According to a handy "breakdown of specs" chart helpfully included by Slivka, Kuo's "iPhone 5S" will have a bill of materials estimate of $230-$250 (making it more expensive to build than the estimated $210-$230 for iPhone 5); but the retail price for an unlocked model would be in the same range as iPhone 5: $600-$700.
Kuo "expects" the unlocked iPhone cheapo to retail for $350-$450, and to be free -- as in "FREE!" -- with a two-year contract. That Apple would offer a brand new product for a price of $0 seems a stretch; it currently offers an 8GB iPhone 4 for $0 and two-year contract with AT&T, Sprint or Verizon, or $450 if unlocked.
Slivka assures readers (who otherwise might be inclined, cynically, to consider notes to investors, or NTIs for short, as the copy/paste results of analysts reading Apple rumor sites), that Kuo "has a very good track record in predicting Apple's product plans."
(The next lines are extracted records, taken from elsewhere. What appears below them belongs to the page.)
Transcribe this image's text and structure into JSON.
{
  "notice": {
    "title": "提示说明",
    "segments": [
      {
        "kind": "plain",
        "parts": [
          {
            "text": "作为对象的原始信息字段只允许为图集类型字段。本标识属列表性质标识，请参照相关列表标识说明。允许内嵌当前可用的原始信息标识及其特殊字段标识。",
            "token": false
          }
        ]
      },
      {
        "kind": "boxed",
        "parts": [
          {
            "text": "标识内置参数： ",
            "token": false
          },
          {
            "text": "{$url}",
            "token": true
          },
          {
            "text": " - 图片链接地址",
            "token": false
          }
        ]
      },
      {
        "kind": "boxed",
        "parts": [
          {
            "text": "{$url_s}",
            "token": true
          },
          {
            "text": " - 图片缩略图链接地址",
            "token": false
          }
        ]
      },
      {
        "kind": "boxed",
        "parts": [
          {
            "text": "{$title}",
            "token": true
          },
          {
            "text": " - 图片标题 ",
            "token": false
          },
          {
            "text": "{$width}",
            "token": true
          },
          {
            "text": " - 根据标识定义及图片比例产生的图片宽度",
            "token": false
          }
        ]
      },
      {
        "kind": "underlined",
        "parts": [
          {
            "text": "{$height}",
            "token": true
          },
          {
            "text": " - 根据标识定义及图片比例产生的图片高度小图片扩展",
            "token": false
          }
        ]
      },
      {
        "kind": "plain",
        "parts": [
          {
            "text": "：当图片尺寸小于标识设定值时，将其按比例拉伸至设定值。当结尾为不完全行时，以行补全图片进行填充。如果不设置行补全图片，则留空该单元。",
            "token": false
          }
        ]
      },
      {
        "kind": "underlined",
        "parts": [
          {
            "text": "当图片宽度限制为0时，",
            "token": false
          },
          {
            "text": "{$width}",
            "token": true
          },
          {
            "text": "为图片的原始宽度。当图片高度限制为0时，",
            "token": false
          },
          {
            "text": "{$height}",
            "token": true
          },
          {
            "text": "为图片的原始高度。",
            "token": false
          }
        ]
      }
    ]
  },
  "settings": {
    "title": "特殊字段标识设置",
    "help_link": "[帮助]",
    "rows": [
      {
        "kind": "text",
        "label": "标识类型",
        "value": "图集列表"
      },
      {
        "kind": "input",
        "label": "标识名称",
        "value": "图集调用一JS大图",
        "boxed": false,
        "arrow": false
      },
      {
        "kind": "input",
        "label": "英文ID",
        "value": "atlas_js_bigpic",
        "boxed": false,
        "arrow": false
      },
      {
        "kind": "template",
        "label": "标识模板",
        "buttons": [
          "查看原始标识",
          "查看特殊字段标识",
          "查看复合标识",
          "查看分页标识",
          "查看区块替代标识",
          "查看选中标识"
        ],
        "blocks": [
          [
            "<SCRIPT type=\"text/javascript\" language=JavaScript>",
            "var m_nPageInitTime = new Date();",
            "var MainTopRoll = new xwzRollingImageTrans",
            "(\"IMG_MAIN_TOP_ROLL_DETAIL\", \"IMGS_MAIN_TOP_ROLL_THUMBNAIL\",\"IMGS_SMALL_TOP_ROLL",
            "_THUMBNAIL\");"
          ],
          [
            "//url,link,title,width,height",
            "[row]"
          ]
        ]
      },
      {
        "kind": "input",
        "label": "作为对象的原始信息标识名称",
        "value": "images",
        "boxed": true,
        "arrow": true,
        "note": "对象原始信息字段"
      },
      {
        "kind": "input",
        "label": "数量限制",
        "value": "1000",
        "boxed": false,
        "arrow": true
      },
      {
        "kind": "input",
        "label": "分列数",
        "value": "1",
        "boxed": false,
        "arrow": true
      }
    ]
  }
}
This would be the same Ming-Chi Kuo who last August released an NTI that predicted the soon-to-be-announced iPad mini had suffered delays because it would use a "thinner and lighter 'GF Ditto' touch structure," according to the same Eric Slivka who faithfully summarized Kuo's expectations. Instantly known as "GFD," this new "touch structure" was (and as far as The Rollup can tell remains) a completely unexplained and possibly nonexistent innovation. But that didn't inhibit Slivka from claiming that "Apple is said to be the first company in the world to commercialize and mass produce the technology."